The Hawke's Bay A&P Society is considering an approach made to it to develop the majority of the Showgrounds Hawke's Bay Tomoana into residential housing.
The proposal has already sparked vociferous opposition from some of the region's leading agricultural figures.
The 40-hectare showgrounds were originally purchased from William Nelson in 1911 and have been home to the Hawke's Bay A&P Society ever since.
It hosts some of the region's and New Zealand's largest events, including the weekly Hawke's Bay Farmers' Market, the A&P Society Hawke's Bay Show and New Zealand's Horse of the Year event.
Apple grower John Bostock, a member of Save Our Fertile Soils Society, said he had been approached by the A&P Society and developers for his support of the "incredibly short-sighted" development.
"We will employ every resource possible to stop the vandalistic developers from ruining this beautiful, historical piece of land," Bostock said.
"This proposal has not been thought through, with no account of what this amazing piece of land means to the people of Hawke's Bay.
"We are committed to fighting this and we won't stand back and watch."
A & P Society general manager Sally Jackson confirmed an approach had been made about six weeks ago to the society regarding the showgrounds.
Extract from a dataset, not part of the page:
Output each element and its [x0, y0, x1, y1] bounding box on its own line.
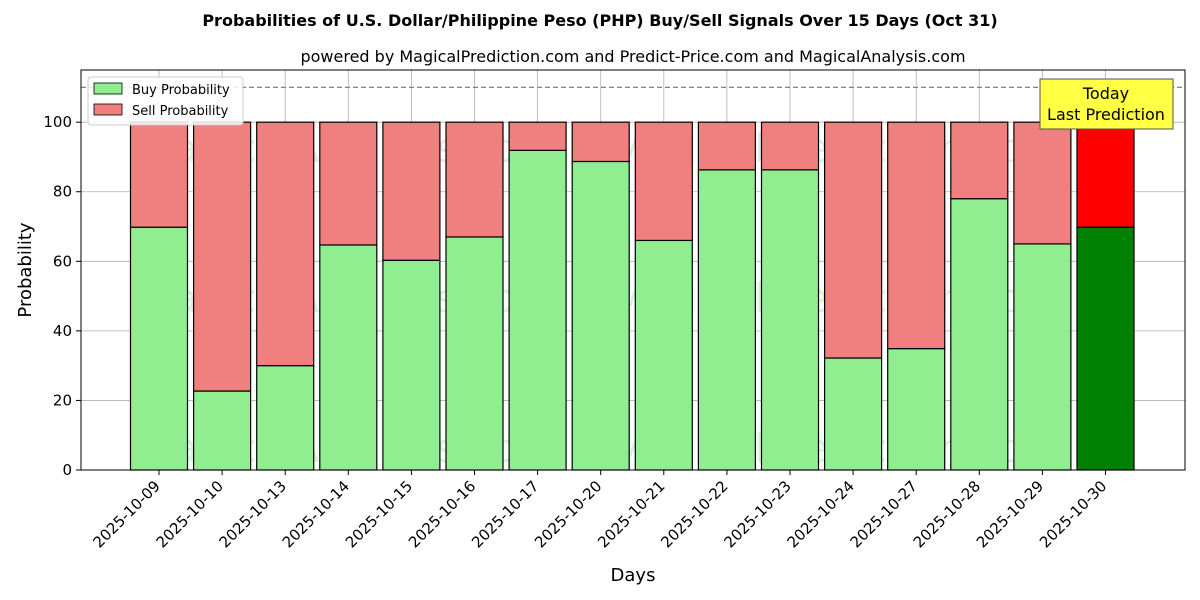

Jackson said approaches to develop the showgrounds were common and had in the past included the likes of a hotel, museums, a road bypass and even a council food hub.
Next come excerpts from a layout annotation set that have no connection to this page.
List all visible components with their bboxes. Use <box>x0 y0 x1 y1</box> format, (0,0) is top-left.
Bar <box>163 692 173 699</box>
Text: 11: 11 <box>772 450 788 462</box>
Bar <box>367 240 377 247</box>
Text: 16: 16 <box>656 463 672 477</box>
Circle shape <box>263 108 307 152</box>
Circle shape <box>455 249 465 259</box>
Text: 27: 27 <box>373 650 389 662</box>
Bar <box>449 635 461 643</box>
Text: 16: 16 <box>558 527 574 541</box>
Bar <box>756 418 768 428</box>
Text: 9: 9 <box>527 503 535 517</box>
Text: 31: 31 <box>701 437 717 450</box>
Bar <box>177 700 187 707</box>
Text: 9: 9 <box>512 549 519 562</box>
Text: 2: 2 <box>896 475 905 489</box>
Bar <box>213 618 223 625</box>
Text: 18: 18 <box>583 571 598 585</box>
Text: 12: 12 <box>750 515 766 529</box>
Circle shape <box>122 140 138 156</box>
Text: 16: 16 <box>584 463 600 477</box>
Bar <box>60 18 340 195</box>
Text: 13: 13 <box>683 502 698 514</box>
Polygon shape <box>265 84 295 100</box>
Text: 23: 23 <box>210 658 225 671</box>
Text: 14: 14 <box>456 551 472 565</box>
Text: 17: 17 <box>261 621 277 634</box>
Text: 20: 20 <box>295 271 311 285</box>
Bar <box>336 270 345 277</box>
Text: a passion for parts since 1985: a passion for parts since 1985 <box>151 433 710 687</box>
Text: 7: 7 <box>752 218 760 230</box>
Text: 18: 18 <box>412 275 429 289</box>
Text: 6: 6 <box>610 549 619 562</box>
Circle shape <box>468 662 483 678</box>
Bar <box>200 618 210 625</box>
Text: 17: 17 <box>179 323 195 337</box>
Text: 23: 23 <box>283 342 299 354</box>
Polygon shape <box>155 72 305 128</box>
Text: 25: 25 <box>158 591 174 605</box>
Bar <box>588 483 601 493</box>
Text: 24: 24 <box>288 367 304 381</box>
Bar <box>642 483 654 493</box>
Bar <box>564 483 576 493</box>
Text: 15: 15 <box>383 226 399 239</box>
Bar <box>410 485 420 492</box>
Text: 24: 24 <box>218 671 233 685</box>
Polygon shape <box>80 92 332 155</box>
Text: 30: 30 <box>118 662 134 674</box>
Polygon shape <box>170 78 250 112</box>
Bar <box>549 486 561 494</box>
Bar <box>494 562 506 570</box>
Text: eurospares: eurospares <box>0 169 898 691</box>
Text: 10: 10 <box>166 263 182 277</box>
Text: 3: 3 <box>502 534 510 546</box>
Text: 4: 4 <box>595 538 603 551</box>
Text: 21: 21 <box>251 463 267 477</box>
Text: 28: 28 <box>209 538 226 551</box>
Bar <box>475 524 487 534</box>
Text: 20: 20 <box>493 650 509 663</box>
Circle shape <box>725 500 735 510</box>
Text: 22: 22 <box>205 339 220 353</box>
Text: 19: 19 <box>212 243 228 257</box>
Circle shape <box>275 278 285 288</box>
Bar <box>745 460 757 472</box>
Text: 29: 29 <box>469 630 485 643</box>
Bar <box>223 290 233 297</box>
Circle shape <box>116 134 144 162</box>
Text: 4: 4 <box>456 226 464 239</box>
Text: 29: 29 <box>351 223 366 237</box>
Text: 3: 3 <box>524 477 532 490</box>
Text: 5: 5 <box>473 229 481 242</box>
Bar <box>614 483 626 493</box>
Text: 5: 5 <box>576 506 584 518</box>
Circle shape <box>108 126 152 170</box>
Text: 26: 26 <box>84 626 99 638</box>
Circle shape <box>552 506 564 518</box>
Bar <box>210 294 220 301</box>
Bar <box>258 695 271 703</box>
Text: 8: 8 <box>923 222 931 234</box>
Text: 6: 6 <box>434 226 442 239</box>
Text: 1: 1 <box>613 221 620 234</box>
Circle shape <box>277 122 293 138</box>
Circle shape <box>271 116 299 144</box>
"We are no strangers to approaches," Jackson said.
"The executive committee has spent roughly six weeks investigating this and is presenting it to the general committee.
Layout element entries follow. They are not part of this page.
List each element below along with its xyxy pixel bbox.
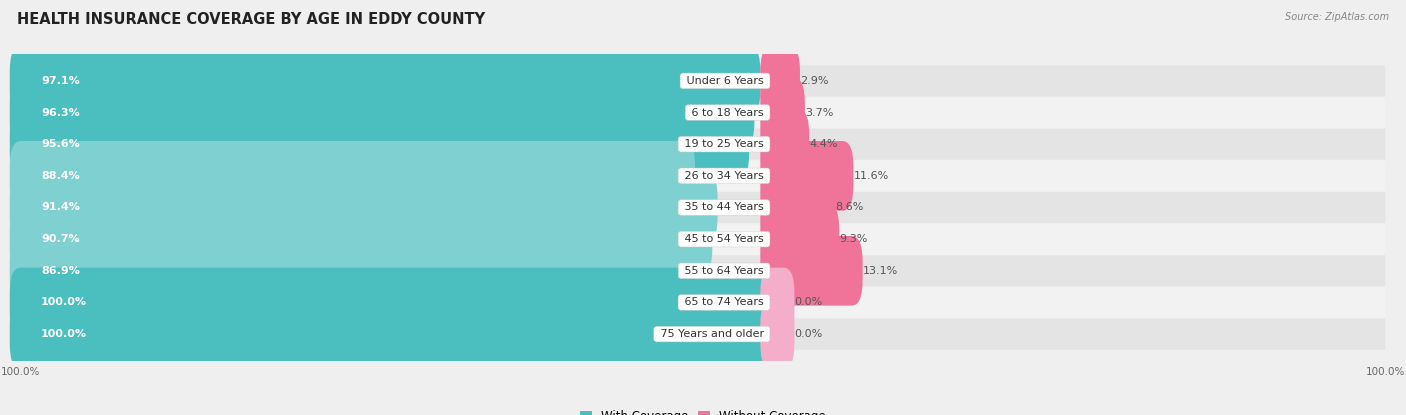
Text: 95.6%: 95.6% [41, 139, 80, 149]
Text: 6 to 18 Years: 6 to 18 Years [688, 107, 768, 117]
Text: Source: ZipAtlas.com: Source: ZipAtlas.com [1285, 12, 1389, 22]
Text: 90.7%: 90.7% [41, 234, 80, 244]
FancyBboxPatch shape [761, 173, 835, 242]
Text: 4.4%: 4.4% [810, 139, 838, 149]
FancyBboxPatch shape [21, 160, 1385, 191]
FancyBboxPatch shape [761, 268, 794, 337]
FancyBboxPatch shape [761, 110, 810, 179]
Text: 8.6%: 8.6% [835, 203, 863, 212]
FancyBboxPatch shape [10, 46, 761, 116]
Text: 86.9%: 86.9% [41, 266, 80, 276]
Text: 100.0%: 100.0% [41, 298, 87, 308]
Text: 97.1%: 97.1% [41, 76, 80, 86]
FancyBboxPatch shape [761, 204, 839, 274]
FancyBboxPatch shape [21, 319, 1385, 350]
Text: 96.3%: 96.3% [41, 107, 80, 117]
Text: HEALTH INSURANCE COVERAGE BY AGE IN EDDY COUNTY: HEALTH INSURANCE COVERAGE BY AGE IN EDDY… [17, 12, 485, 27]
Text: 55 to 64 Years: 55 to 64 Years [681, 266, 768, 276]
Text: 9.3%: 9.3% [839, 234, 868, 244]
FancyBboxPatch shape [761, 78, 804, 147]
FancyBboxPatch shape [761, 236, 863, 305]
Text: 0.0%: 0.0% [794, 298, 823, 308]
FancyBboxPatch shape [10, 204, 713, 274]
FancyBboxPatch shape [21, 255, 1385, 286]
FancyBboxPatch shape [761, 299, 794, 369]
Text: 19 to 25 Years: 19 to 25 Years [681, 139, 768, 149]
Text: Under 6 Years: Under 6 Years [683, 76, 768, 86]
Text: 45 to 54 Years: 45 to 54 Years [681, 234, 768, 244]
FancyBboxPatch shape [21, 65, 1385, 96]
FancyBboxPatch shape [10, 78, 755, 147]
FancyBboxPatch shape [21, 224, 1385, 255]
Text: 88.4%: 88.4% [41, 171, 80, 181]
FancyBboxPatch shape [761, 141, 853, 211]
Text: 2.9%: 2.9% [800, 76, 828, 86]
FancyBboxPatch shape [10, 110, 749, 179]
Text: 35 to 44 Years: 35 to 44 Years [681, 203, 768, 212]
FancyBboxPatch shape [21, 287, 1385, 318]
FancyBboxPatch shape [10, 236, 683, 305]
FancyBboxPatch shape [10, 173, 717, 242]
Text: 100.0%: 100.0% [41, 329, 87, 339]
FancyBboxPatch shape [10, 268, 782, 337]
FancyBboxPatch shape [10, 299, 782, 369]
Text: 3.7%: 3.7% [804, 107, 834, 117]
Legend: With Coverage, Without Coverage: With Coverage, Without Coverage [579, 410, 827, 415]
FancyBboxPatch shape [21, 97, 1385, 128]
Text: 91.4%: 91.4% [41, 203, 80, 212]
Text: 11.6%: 11.6% [853, 171, 889, 181]
FancyBboxPatch shape [21, 192, 1385, 223]
Text: 65 to 74 Years: 65 to 74 Years [681, 298, 768, 308]
FancyBboxPatch shape [10, 141, 695, 211]
Text: 75 Years and older: 75 Years and older [657, 329, 768, 339]
FancyBboxPatch shape [21, 129, 1385, 160]
Text: 26 to 34 Years: 26 to 34 Years [681, 171, 768, 181]
Text: 13.1%: 13.1% [863, 266, 898, 276]
FancyBboxPatch shape [761, 46, 800, 116]
Text: 0.0%: 0.0% [794, 329, 823, 339]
"The whole purpose of that meeting is to inform the general committee and get their feedback."
Jackson said because it was "such early stages" she would not comment on the type of development or its scope, including if it would encroach on the Waikoko Gardens, home of the Hawke's Bay Farmers' Market.
"Nothing will happen without the approval and guidance of our general committee," Jackson said.
"It is beyond early in terms of seeking feedback."
Hastings District Council mayor Sandra Hazlehurst and executive Nigel Bickle said the council had been informed by the Hawke's Bay A&P Society that they had been talking to developers about opportunities at the Showgrounds, including housing.
"We thanked them for letting us know, and informed them that the showgrounds is not designated in the Heretaunga Plains Urban Development strategy for housing, that it is zoned plains production land," the pair said in a statement.
"Council has not received any applications for any development activity on showgrounds land."
Bostock said he was not against development and building houses but believed there were other places for urbanisation to take place on unproductive soils, without using the country's most productive land and much-needed urban green spaces.
"The Heretaunga Plains have driven our Hawke's Bay economy for hundreds of years and will continue to do so. That is why we need to work hard to protect these incredible soils."
Leading grower and fellow Save the Plains Campaigner Paul Paynter said it was "ludicrous" to see the land being considered for residential development.
"This is not only the most fertile land in the world, it's a piece of land which has so much history associated with it," Paynter said.
"Now they are moving to wipe the history books by selling out to greedy developers. To even be thinking about it and tabling such a proposal is very short-sighted."